The Pittsburgh Philosophical and Philological Society was organized in 1827 by university alumni and fifteen clerks from mercantile houses in the city. It acquired eighty-four members in ten years. William W. Irwin, then the mayor of Pittsburgh, erected a building for the use of the club. Two debates were staged in 1827: “Are Critical Reviews Injurious to the Advancement of Literature?” and “Was the Chivalry of the Middle Ages Calculated to Improve the Moral Character of the World?”
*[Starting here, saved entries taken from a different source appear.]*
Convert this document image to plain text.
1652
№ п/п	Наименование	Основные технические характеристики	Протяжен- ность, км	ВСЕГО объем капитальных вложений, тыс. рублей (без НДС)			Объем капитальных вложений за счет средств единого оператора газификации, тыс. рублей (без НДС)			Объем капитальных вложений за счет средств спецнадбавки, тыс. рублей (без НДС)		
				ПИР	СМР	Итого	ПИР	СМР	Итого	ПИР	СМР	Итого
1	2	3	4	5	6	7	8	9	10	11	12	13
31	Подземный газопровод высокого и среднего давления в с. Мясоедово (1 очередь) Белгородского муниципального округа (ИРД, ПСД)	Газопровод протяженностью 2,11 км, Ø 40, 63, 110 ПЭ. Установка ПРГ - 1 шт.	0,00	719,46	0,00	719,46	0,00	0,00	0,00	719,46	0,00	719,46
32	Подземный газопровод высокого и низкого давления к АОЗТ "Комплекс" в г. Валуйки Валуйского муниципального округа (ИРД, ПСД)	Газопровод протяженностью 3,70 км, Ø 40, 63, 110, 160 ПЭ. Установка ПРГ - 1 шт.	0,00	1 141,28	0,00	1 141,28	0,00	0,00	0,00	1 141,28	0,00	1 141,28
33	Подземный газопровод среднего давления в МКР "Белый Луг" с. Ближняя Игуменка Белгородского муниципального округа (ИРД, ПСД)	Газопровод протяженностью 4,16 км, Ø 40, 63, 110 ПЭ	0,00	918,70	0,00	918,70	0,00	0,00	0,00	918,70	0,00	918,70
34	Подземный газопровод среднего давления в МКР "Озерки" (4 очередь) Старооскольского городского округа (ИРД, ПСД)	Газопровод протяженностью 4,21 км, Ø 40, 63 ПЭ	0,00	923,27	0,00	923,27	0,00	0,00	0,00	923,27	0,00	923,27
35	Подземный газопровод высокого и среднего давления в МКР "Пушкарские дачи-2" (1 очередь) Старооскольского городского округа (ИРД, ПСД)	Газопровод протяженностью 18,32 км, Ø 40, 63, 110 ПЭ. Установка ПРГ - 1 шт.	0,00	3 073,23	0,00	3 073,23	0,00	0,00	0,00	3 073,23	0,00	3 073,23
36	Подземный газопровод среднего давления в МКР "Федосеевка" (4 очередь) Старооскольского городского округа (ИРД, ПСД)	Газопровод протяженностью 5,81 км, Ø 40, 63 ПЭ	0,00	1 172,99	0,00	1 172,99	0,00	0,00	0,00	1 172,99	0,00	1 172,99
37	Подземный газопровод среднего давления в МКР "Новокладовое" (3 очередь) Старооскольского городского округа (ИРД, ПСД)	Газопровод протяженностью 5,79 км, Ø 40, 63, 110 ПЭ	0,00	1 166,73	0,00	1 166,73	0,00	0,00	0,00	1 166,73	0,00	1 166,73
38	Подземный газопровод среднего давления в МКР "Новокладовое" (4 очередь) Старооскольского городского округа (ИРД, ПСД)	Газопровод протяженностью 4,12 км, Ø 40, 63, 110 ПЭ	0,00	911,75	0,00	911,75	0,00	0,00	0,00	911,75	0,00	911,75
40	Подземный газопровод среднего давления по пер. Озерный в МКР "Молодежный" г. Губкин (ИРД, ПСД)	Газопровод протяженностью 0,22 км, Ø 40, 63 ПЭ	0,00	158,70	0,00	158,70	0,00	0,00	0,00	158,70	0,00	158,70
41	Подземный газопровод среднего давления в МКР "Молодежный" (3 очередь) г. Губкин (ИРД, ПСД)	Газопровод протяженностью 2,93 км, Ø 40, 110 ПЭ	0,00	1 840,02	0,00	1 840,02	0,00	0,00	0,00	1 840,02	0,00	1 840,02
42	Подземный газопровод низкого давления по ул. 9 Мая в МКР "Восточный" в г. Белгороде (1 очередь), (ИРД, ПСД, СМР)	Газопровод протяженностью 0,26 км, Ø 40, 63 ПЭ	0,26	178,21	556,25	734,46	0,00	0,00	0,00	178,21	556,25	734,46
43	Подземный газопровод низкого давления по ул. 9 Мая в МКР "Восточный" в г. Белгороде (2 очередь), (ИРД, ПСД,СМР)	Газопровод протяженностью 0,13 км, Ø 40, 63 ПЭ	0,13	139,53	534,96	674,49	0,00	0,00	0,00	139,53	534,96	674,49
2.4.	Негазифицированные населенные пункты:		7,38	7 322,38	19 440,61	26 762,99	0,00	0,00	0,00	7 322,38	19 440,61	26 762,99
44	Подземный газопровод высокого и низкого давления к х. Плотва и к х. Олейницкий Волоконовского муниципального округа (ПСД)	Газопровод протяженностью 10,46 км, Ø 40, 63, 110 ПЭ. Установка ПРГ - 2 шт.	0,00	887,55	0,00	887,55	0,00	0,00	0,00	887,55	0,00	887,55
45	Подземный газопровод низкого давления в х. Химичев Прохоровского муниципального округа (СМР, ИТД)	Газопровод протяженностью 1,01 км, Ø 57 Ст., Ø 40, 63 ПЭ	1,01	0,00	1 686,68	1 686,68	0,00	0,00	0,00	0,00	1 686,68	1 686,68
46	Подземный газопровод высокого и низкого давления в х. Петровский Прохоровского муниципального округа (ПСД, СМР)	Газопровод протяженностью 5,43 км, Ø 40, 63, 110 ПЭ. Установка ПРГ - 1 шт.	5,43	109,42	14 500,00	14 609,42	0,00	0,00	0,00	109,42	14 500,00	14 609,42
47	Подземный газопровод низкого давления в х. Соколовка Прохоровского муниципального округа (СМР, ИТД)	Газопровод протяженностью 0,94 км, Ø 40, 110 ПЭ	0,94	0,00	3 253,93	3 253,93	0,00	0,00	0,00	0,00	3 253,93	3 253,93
George Woods served as fifth Chancellor of the University from 1855 to 1880. He gave primary attention to engineering and the sciences, and these programs grew substantially under his leadership. According to Starrett, “Except within the three literary societies, which flourished under faculty presentation, little attention was paid to the study of English literature or composition.” At this time there was a student-run College Journal and three literary societies:
The Philomathean Literary Society, which collected a library of 325 volumes, including an English encyclopedia, Irving, Lamb, Leigh Hunt, several histories, Macaulay, Dickens, and the English and American poets.
The Irving society, which also had a substantial library. The president of the Irving Society was John Milton Duff, “whose hair is buff and who never opens his mouth except at meals.” Duff became a physician and was Professor of Obstetrics and Gynecology at the Western Pennsylvania Medical School.
The Franklin society, which was founded in 1879 and devoted primarily to elocution. Student-delivered speeches included such topics as “Wits of Queen Anne’s Day,” “Is a Limited Monarchy to be Preferred to a Democracy?” and “The Pleasures of Memory.”
A Pittsburgh Exchange
Charles Dickens, 1861
Agnes Lynch Starrett’s history of the university, Through One Hundred and Fifty Years: The University of Pittsburgh, lists this diary entry by Charles B. Scully, class of 1837:
Tuesday, March 29th [1842]—At 12 noon a remarkable event, a thing I never expected happened today. Went to the Exchange Hotel and was shown up to room No. 12, and on announcing our name to Mr. Putnam and Mr. D’Almaine, was introduced to Mr. Charles Dickens, the greatest author of our age. He gave us a cordial handshake. I wished him welcome and he thanked me most politely. I was then introduced to Mrs. Dickens, who very easily and in a friendly manner reached out her hand. I took a seat beside her and spoke of her fortune in having such good weather. She said this was a remarkable country of ours and she delighted in it. I told her she would admire its vastness even more when on the broad waters of the Ohio and the Mississippi. She hoped she would not be too nervous, as she was alarmed at the dreadful accidents upon our rivers from boiler explosions. I recommended her to take a boat with Evans’s safety valves, and she said she would.